The Barak5 is Matan Digital Printers’ best-selling product. “It is popular thanks to its production speed, versatility, and multi-roll and backlit capabilities,” said Hagai Valach, marketing director, Matan. “Our customers are constantly working on projects for advertising, decoration, sports events, concerts and more.” Valach said a 2,000 sqm mesh building cover that was recently completed by Yahav Digital printing in Israel was perhaps the most unique project created with the Barak5. “It is built up from eight 5x50m mesh rolls all printed in one shift,” he said.
While the poor economy has slowed business, Matan took this as an opportunity to boost its development plan. “We released new quality modes and backlit workflow, and will announce new production capabilities and a camera-based backlit at SGIA,” reported Valach.
The future looks very positive. “Grand-format applications offer the most cost-effective advertising with the best CPT (cost per thousand). The UV technology opens new printing applications on exotic media making it almost borders free,” he said.
Roland DGA Corp.
The AJ-1000i is the top-selling grand-format printer at Roland as many AdvancedJET customers who have been have migrated into grand-format printing as their businesses have expanded. “Adding wider print capabilities on banner and mesh media up to 104 inches enables them to dramatically increase their shop throughput and services,” said Robert Ozankan, senior product manager, Roland DGA. ”
Despite the economic challenges, Ozankan reported there are still businesses looking to expand their services and bring previously outsourced grand-format jobs in-house. “We are finding that some customers who might have added another six-figure printer in the past are now considering a more cost-effective platform like the AdvancedJet, or other printers in its class,” he said. “These printers allow them to add the capacity they need in the short term without the payments of an even larger device.”
Ozankan has noticed the trend away from solvents to UV curing devices. “As printers and print buyers try to move away from PVC-based materials, we have seen a dramatic growth in fabric printing across solvent, UV, and dye sublimation grand-format printing.”

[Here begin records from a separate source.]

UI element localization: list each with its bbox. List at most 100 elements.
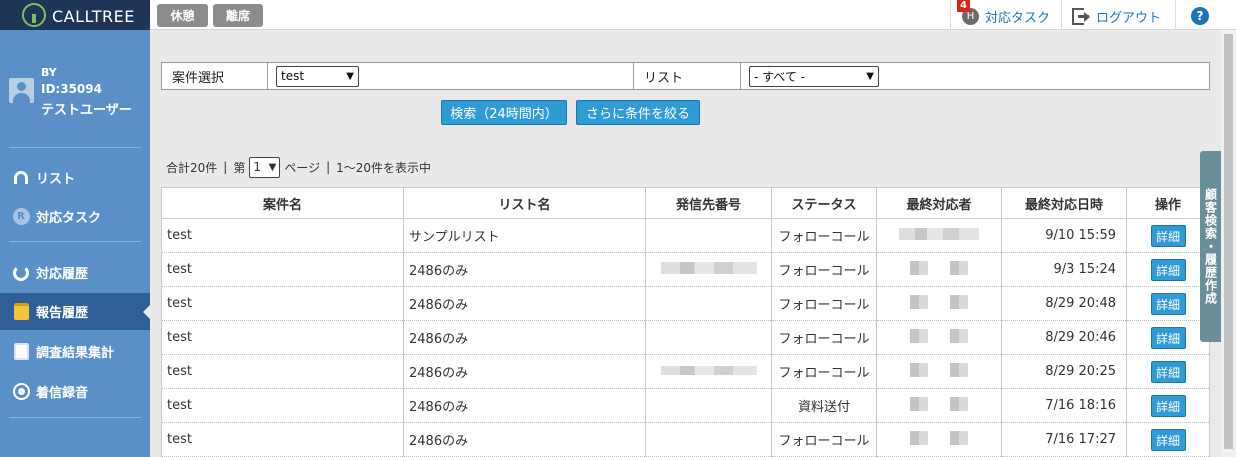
redacted-name xyxy=(910,328,968,343)
cell-agent xyxy=(876,320,1002,355)
cell-case: test xyxy=(161,286,404,321)
cell-agent xyxy=(876,354,1002,389)
cell-agent xyxy=(876,422,1002,457)
cell-case: test xyxy=(161,354,404,389)
cell-datetime: 9/3 15:24 xyxy=(1001,252,1127,287)
cell-datetime: 8/29 20:48 xyxy=(1001,286,1127,321)
cell-action: 詳細 xyxy=(1126,320,1210,355)
report-icon xyxy=(12,303,30,321)
cell-status: フォローコール xyxy=(771,320,877,355)
cell-list: 2486のみ xyxy=(403,286,646,321)
break-button[interactable]: 休憩 xyxy=(157,4,208,27)
sidebar-item-reports[interactable]: 報告履歴 xyxy=(0,293,150,330)
record-icon xyxy=(12,383,30,401)
clipboard-icon xyxy=(12,343,30,361)
detail-button[interactable]: 詳細 xyxy=(1150,292,1186,315)
cell-action: 詳細 xyxy=(1126,252,1210,287)
sidebar-item-history[interactable]: 対応履歴 xyxy=(0,254,150,291)
away-button[interactable]: 離席 xyxy=(213,4,263,27)
detail-button[interactable]: 詳細 xyxy=(1150,360,1186,383)
detail-button[interactable]: 詳細 xyxy=(1150,428,1186,451)
task-icon: 4 H xyxy=(957,0,979,25)
cell-list: 2486のみ xyxy=(403,320,646,355)
search-button[interactable]: 検索（24時間内） xyxy=(441,100,567,125)
col-header-datetime: 最終対応日時 xyxy=(1001,187,1127,219)
history-icon xyxy=(12,264,30,282)
redacted-name xyxy=(910,260,968,275)
cell-action: 詳細 xyxy=(1126,286,1210,321)
cell-status: フォローコール xyxy=(771,218,877,253)
help-icon[interactable]: ? xyxy=(1191,7,1209,25)
cell-datetime: 7/16 18:16 xyxy=(1001,388,1127,423)
results-table: 案件名 リスト名 発信先番号 ステータス 最終対応者 最終対応日時 操作 tes… xyxy=(161,187,1210,457)
task-icon: R xyxy=(12,208,30,226)
cell-datetime: 9/10 15:59 xyxy=(1001,218,1127,253)
refine-button[interactable]: さらに条件を絞る xyxy=(576,100,700,125)
sidebar-item-label: 対応履歴 xyxy=(36,267,89,282)
cell-number xyxy=(645,286,772,321)
user-id: ID:35094 xyxy=(41,82,102,96)
sidebar-item-label: 対応タスク xyxy=(36,211,102,226)
table-header-row: 案件名 リスト名 発信先番号 ステータス 最終対応者 最終対応日時 操作 xyxy=(161,187,1210,219)
col-header-list: リスト名 xyxy=(403,187,646,219)
page-select[interactable]: 1 ▼ xyxy=(249,156,281,178)
chevron-down-icon: ▼ xyxy=(268,161,277,173)
sidebar-item-recordings[interactable]: 着信録音 xyxy=(0,373,150,410)
detail-button[interactable]: 詳細 xyxy=(1150,224,1186,247)
logout-link[interactable]: ログアウト xyxy=(1072,7,1161,26)
table-row: test 2486のみ フォローコール 8/29 20:25 詳細 xyxy=(161,354,1210,389)
cell-datetime: 7/16 17:27 xyxy=(1001,422,1127,457)
logo[interactable]: CALLTREE xyxy=(0,0,150,30)
topbar-divider xyxy=(1061,0,1062,30)
user-by-label: BY xyxy=(41,66,57,79)
cell-datetime: 8/29 20:46 xyxy=(1001,320,1127,355)
cell-list: 2486のみ xyxy=(403,252,646,287)
tree-logo-icon xyxy=(22,3,46,27)
redacted-number xyxy=(660,261,757,274)
task-count-badge: 4 xyxy=(957,0,970,12)
cell-number xyxy=(645,388,772,423)
cell-status: 資料送付 xyxy=(771,388,877,423)
sidebar-item-label: 報告履歴 xyxy=(36,306,89,321)
topbar-divider xyxy=(950,0,951,30)
chevron-down-icon: ▼ xyxy=(866,70,874,82)
sidebar-item-list[interactable]: リスト xyxy=(0,159,150,196)
sidebar: CALLTREE BY ID:35094 テストユーザー リスト R 対応タスク… xyxy=(0,0,150,457)
cell-list: サンプルリスト xyxy=(403,218,646,253)
redacted-name xyxy=(910,396,968,411)
user-name: テストユーザー xyxy=(41,103,132,118)
table-row: test 2486のみ 資料送付 7/16 18:16 詳細 xyxy=(161,388,1210,423)
scrollbar[interactable] xyxy=(1221,30,1236,457)
customer-search-tab[interactable]: 顧客検索・履歴作成 xyxy=(1200,151,1222,342)
scrollbar-thumb[interactable] xyxy=(1224,34,1233,449)
table-row: test 2486のみ フォローコール 8/29 20:48 詳細 xyxy=(161,286,1210,321)
cell-number xyxy=(645,252,772,287)
detail-button[interactable]: 詳細 xyxy=(1150,258,1186,281)
topbar-divider xyxy=(1175,0,1176,30)
cell-action: 詳細 xyxy=(1126,388,1210,423)
table-row: test 2486のみ フォローコール 8/29 20:46 詳細 xyxy=(161,320,1210,355)
task-link[interactable]: 4 H 対応タスク xyxy=(957,0,1051,26)
list-select-label: リスト xyxy=(644,70,684,86)
cell-number xyxy=(645,320,772,355)
col-header-agent: 最終対応者 xyxy=(876,187,1002,219)
cell-action: 詳細 xyxy=(1126,422,1210,457)
cell-case: test xyxy=(161,218,404,253)
cell-case: test xyxy=(161,388,404,423)
col-header-case: 案件名 xyxy=(161,187,404,219)
sidebar-item-survey[interactable]: 調査結果集計 xyxy=(0,333,150,370)
list-select[interactable]: - すべて - ▼ xyxy=(749,65,879,87)
sidebar-divider xyxy=(9,147,141,148)
task-link-label: 対応タスク xyxy=(985,11,1051,26)
search-form: 案件選択 test ▼ リスト - すべて - ▼ xyxy=(161,62,1210,90)
chevron-down-icon: ▼ xyxy=(346,70,354,82)
cell-list: 2486のみ xyxy=(403,388,646,423)
cell-action: 詳細 xyxy=(1126,354,1210,389)
detail-button[interactable]: 詳細 xyxy=(1150,394,1186,417)
case-select[interactable]: test ▼ xyxy=(276,65,359,87)
col-header-number: 発信先番号 xyxy=(645,187,772,219)
sidebar-item-tasks[interactable]: R 対応タスク xyxy=(0,198,150,235)
sidebar-item-label: リスト xyxy=(36,172,76,187)
redacted-name xyxy=(910,294,968,309)
detail-button[interactable]: 詳細 xyxy=(1150,326,1186,349)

As sustainable and recyclable materials such as Tyvek become more popular, Ozankan said we would see more recycling of signs and banners after installation. “The infrastructure for this process is starting up in the US,” he reported. “Digitally printable fabrics are becoming increasingly popular due to their versatility and reduced weight, shipping costs and lower carbon footprint. With the economy gradually improving and marketing dollars coming back, advertising campaigns will see continuing demand in the grand-format market. The continued improvements in quality will also mean that grand-format devices will be used for applications where they might not have been suitable in the past, ultimately cutting into offset and screen printing even more than they already have.”
The bestselling grand-format Swiss-built printers at WP Polytype are the RS25 and RS35 with the white option. The printers feature six printheads per color (CMYK lclm) plus 12 printheads for white, for a total of 48 printheads. “Its extraordinary hybrid system (roll-to-roll, flatbed and overlength substrates) offers genuine diversity, as it can handle substrates up to 3.7 inches high and carry weight up to 10 pounds per square foot,” said Michael Albrecht, vice president, sales and marketing, digital printers at WP Polytype.
The company has a unique glass decoration process that ensures excellent adhesion with UV ink. “This industrial application has been developed for the manufacture of kitchens, tables or other indoor glass decoration projects,” said Albrecht.
Albrecht agreed that the trend is to get away from solvent printers, which increases the demand for more eco-friendly UV printers, but says the future is all about lower production costs and a continuous increase of quality and speed.